The King County Assessor has announced that this year’s property-tax bills started going out today. Recent elections have added new taxes, as you are probably well aware, and so here’s what the Assessor’s Office wants you to be aware of – plus a few myths to debunk, and an exemption that some are eligible for:
King County Treasury began sending out the annual property-tax bills on February 14. King County collects property taxes on behalf of the state, the county, cities, and taxing districts (such as school and fire districts), and distributes the revenue to these local governments.
Voters have approved several property-tax increases that will make much-needed investments in child and youth development, public safety, and transportation, including more Sound Transit rail and bus service throughout much of King County. In some parts of King County, as much as 50 percent of the property tax bill is the result of voter-approved measures.
New levies approved in 2016 for collection this year include:
· Sound Transit 3 (ST3), which will connect the region’s cities with mass transit including 62 new miles of light rail; bus rapid transit on the north, east and south of Lake Washington; expanded passenger capacity on Sounder south line trains; and parking, bike and pedestrian access improvements at stations throughout the system.
· School levies in the Auburn, Federal Way, Tukwila, Seattle, Renton, Mercer Island, Kent, Vashon Island, Lake Washington, and Highline school districts.
· Renewal of the Low-Income Housing levy in Seattle.
· Public safety levies in Normandy Park, Snoqualmie, and Shoreline.
“Voters are saying yes to spending money on valuable government services, such as schools, fire protection, and transportation improvements. But we know that can be especially tough for those on fixed incomes,” said King County Assessor John Wilson. “That’s why we’ve been aggressively reaching out to seniors, veterans and disabled homeowners with the property tax exemption program.”
Low-income seniors, veterans and disabled homeowners may qualify for a property-tax exemption offered by the Assessor’s office. Information on how to apply for an exemption, along with other property-assessment-related information, can be found at kingcounty.gov/assessor. Nearly 5,000 King County homeowners applied for the exemption last year.
Property taxes vary depending upon property location, the assessed value of the property, and the number of jurisdictions levying taxes (such as state, city, county, school district, port, fire district, etc). In recent years, our schools have become more dependent on local levy dollars, and numerous special levies have been passed to fund services that were once funded out of state general tax revenue.
With property taxes going up 8 percent on average, that means countywide property tax billings will be $4.8 billion in 2017, up from $4.5 billion last year. Aggregate property values in King County increased by nearly 11 percent, going from $426.3 billion in 2016 to $471.5 billion in 2017.

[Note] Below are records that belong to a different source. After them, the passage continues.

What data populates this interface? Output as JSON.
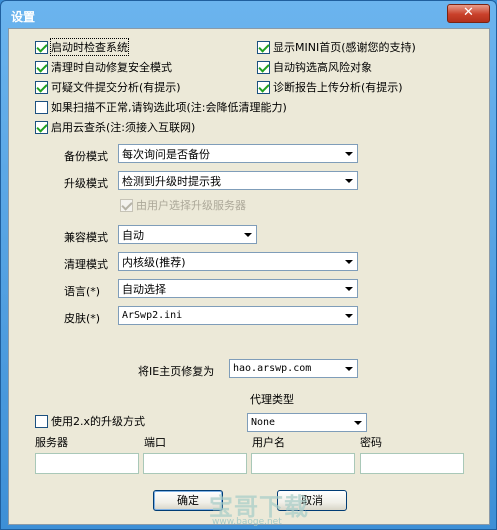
{
  "window": {
    "title": "设置",
    "close_glyph": "✕"
  },
  "checkboxes": [
    {
      "label": "启动时检查系统",
      "checked": true
    },
    {
      "label": "显示MINI首页(感谢您的支持)",
      "checked": true
    },
    {
      "label": "清理时自动修复安全模式",
      "checked": true
    },
    {
      "label": "自动钩选高风险对象",
      "checked": true
    },
    {
      "label": "可疑文件提交分析(有提示)",
      "checked": true
    },
    {
      "label": "诊断报告上传分析(有提示)",
      "checked": true
    },
    {
      "label": "如果扫描不正常,请钩选此项(注:会降低清理能力)",
      "checked": false
    },
    {
      "label": "启用云查杀(注:须接入互联网)",
      "checked": true
    }
  ],
  "backup": {
    "label": "备份模式",
    "value": "每次询问是否备份"
  },
  "upgrade": {
    "label": "升级模式",
    "value": "检测到升级时提示我"
  },
  "server_choice": {
    "label": "由用户选择升级服务器",
    "checked": true
  },
  "compat": {
    "label": "兼容模式",
    "value": "自动"
  },
  "clean": {
    "label": "清理模式",
    "value": "内核级(推荐)"
  },
  "language": {
    "label": "语言(*)",
    "value": "自动选择"
  },
  "skin": {
    "label": "皮肤(*)",
    "value": "ArSwp2.ini"
  },
  "homepage": {
    "label": "将IE主页修复为",
    "value": "hao.arswp.com"
  },
  "proxy": {
    "type_label": "代理类型",
    "type_value": "None",
    "use_v2_label": "使用2.x的升级方式",
    "use_v2_checked": false,
    "server_label": "服务器",
    "port_label": "端口",
    "user_label": "用户名",
    "password_label": "密码",
    "server_value": "",
    "port_value": "",
    "user_value": "",
    "password_value": ""
  },
  "buttons": {
    "ok": "确定",
    "cancel": "取消"
  },
  "watermark": {
    "text": "宝哥下载",
    "url": "www.baoge.net"
  }
}
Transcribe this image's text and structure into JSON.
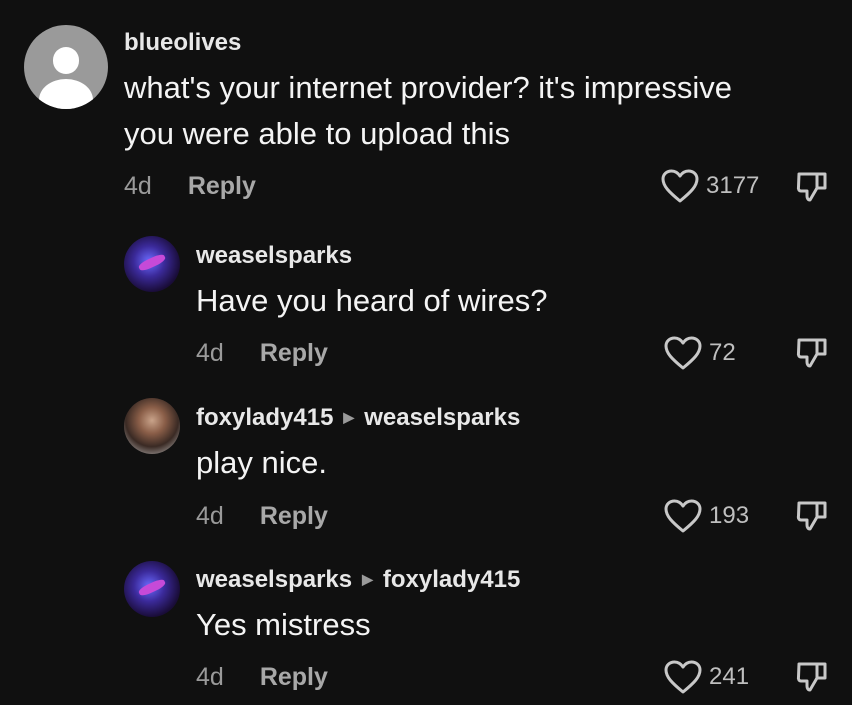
{
  "comments": [
    {
      "username": "blueolives",
      "reply_to": "",
      "text_lines": [
        "what's your internet provider? it's impressive",
        "you were able to upload this"
      ],
      "age": "4d",
      "reply_label": "Reply",
      "likes": "3177",
      "avatar": "default-avatar"
    },
    {
      "username": "weaselsparks",
      "reply_to": "",
      "text_lines": [
        "Have you heard of wires?"
      ],
      "age": "4d",
      "reply_label": "Reply",
      "likes": "72",
      "avatar": "weaselsparks-avatar"
    },
    {
      "username": "foxylady415",
      "reply_to": "weaselsparks",
      "text_lines": [
        "play nice."
      ],
      "age": "4d",
      "reply_label": "Reply",
      "likes": "193",
      "avatar": "foxylady415-avatar"
    },
    {
      "username": "weaselsparks",
      "reply_to": "foxylady415",
      "text_lines": [
        "Yes mistress"
      ],
      "age": "4d",
      "reply_label": "Reply",
      "likes": "241",
      "avatar": "weaselsparks-avatar"
    }
  ],
  "icons": {
    "like": "heart-outline-icon",
    "dislike": "thumbs-down-outline-icon",
    "reply_arrow": "triangle-right-icon"
  },
  "colors": {
    "background": "#101010",
    "text": "#f4f4f4",
    "secondary": "#9a9a9a"
  }
}
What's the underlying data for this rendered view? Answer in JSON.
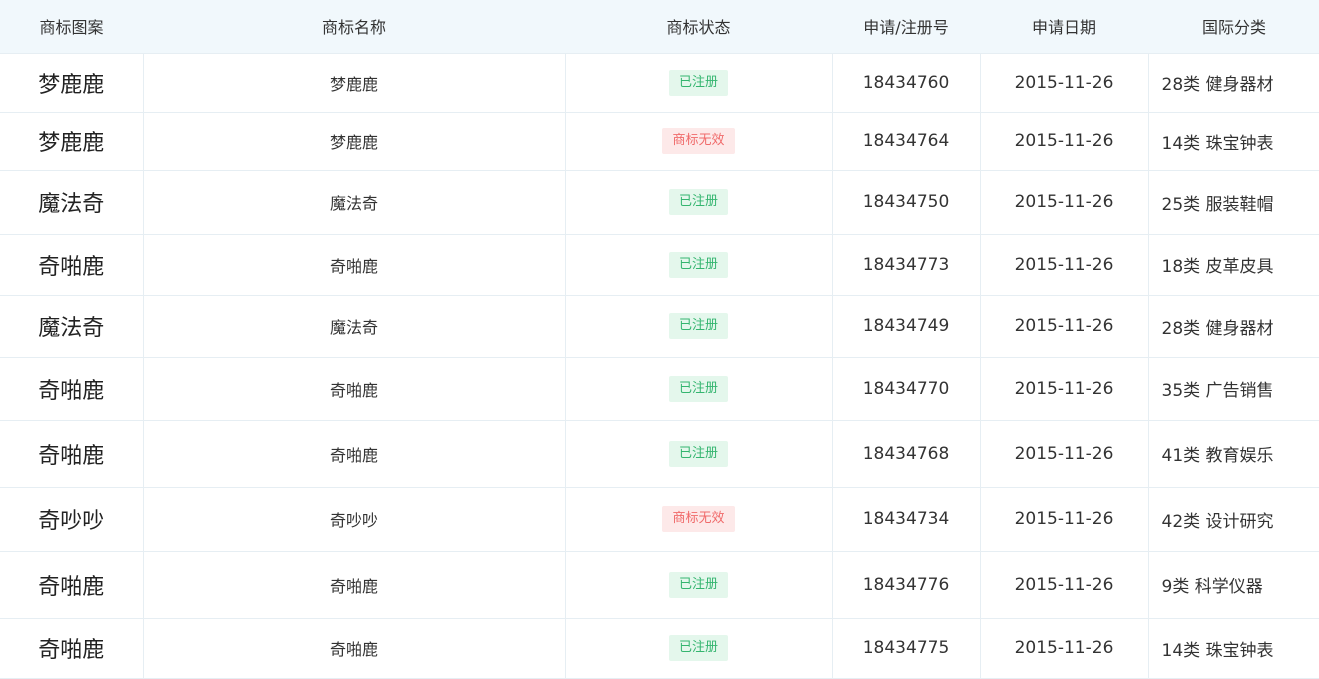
{
  "columns": {
    "image": "商标图案",
    "name": "商标名称",
    "status": "商标状态",
    "app_no": "申请/注册号",
    "date": "申请日期",
    "class": "国际分类"
  },
  "colors": {
    "header_bg": "#f1f8fc",
    "registered_bg": "#e4f7ec",
    "registered_text": "#34b56f",
    "invalid_bg": "#fde9e9",
    "invalid_text": "#f06a6a",
    "border": "#e6eef3"
  },
  "rows": [
    {
      "image_text": "梦鹿鹿",
      "name": "梦鹿鹿",
      "status": "已注册",
      "status_type": "registered",
      "app_no": "18434760",
      "date": "2015-11-26",
      "class": "28类 健身器材"
    },
    {
      "image_text": "梦鹿鹿",
      "name": "梦鹿鹿",
      "status": "商标无效",
      "status_type": "invalid",
      "app_no": "18434764",
      "date": "2015-11-26",
      "class": "14类 珠宝钟表"
    },
    {
      "image_text": "魔法奇",
      "name": "魔法奇",
      "status": "已注册",
      "status_type": "registered",
      "app_no": "18434750",
      "date": "2015-11-26",
      "class": "25类 服装鞋帽"
    },
    {
      "image_text": "奇啪鹿",
      "name": "奇啪鹿",
      "status": "已注册",
      "status_type": "registered",
      "app_no": "18434773",
      "date": "2015-11-26",
      "class": "18类 皮革皮具"
    },
    {
      "image_text": "魔法奇",
      "name": "魔法奇",
      "status": "已注册",
      "status_type": "registered",
      "app_no": "18434749",
      "date": "2015-11-26",
      "class": "28类 健身器材"
    },
    {
      "image_text": "奇啪鹿",
      "name": "奇啪鹿",
      "status": "已注册",
      "status_type": "registered",
      "app_no": "18434770",
      "date": "2015-11-26",
      "class": "35类 广告销售"
    },
    {
      "image_text": "奇啪鹿",
      "name": "奇啪鹿",
      "status": "已注册",
      "status_type": "registered",
      "app_no": "18434768",
      "date": "2015-11-26",
      "class": "41类 教育娱乐"
    },
    {
      "image_text": "奇吵吵",
      "name": "奇吵吵",
      "status": "商标无效",
      "status_type": "invalid",
      "app_no": "18434734",
      "date": "2015-11-26",
      "class": "42类 设计研究"
    },
    {
      "image_text": "奇啪鹿",
      "name": "奇啪鹿",
      "status": "已注册",
      "status_type": "registered",
      "app_no": "18434776",
      "date": "2015-11-26",
      "class": "9类 科学仪器"
    },
    {
      "image_text": "奇啪鹿",
      "name": "奇啪鹿",
      "status": "已注册",
      "status_type": "registered",
      "app_no": "18434775",
      "date": "2015-11-26",
      "class": "14类 珠宝钟表"
    }
  ]
}
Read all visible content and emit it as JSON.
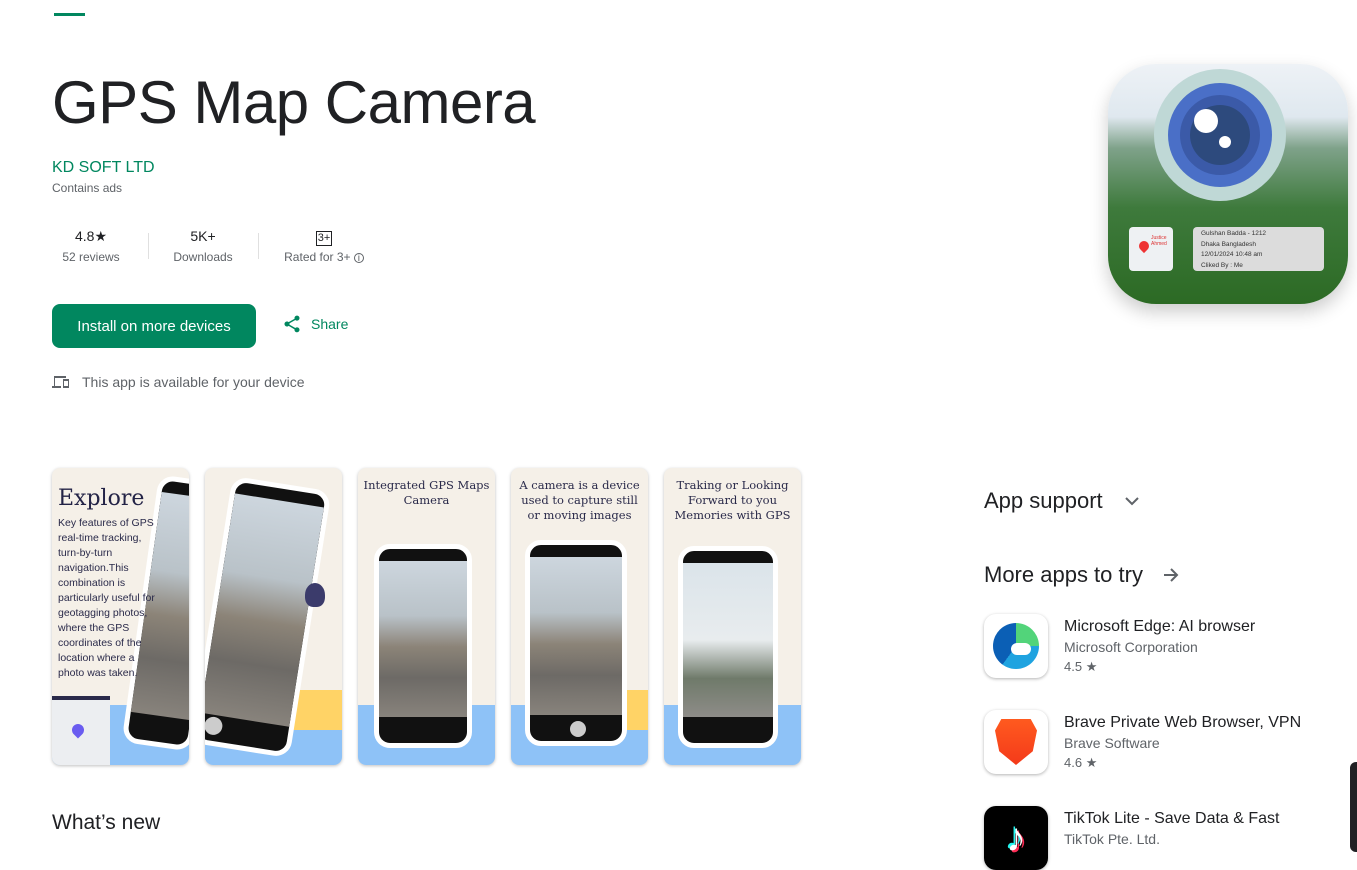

The majority of property tax revenue – 52 percent – pays for schools. It also pays for police, fire protection, parks, and libraries. The county receives less than 18 percent of the property tax revenue it collects. While many people naturally assume that the county’s revenue increases as property values rise, that’s actually not the case. A state law limits the amount of additional revenue counties receive from an existing property tax to no more than 1 percent each year. One exception is revenue generated from new construction. As a result, the revenue that supports the county’s General Fund does not keep up with inflation and the increasing demand for services as our population grows.
Property owners can find tax levy rates and more property related information by visiting eReal Property Search on the King County Assessor’s website or by calling 206-296-7300.
To avoid interest and penalties, the first half property taxes must be paid or postmarked by May 1, 2017. The second half property taxes must be paid or postmarked by Oct. 31, 2017.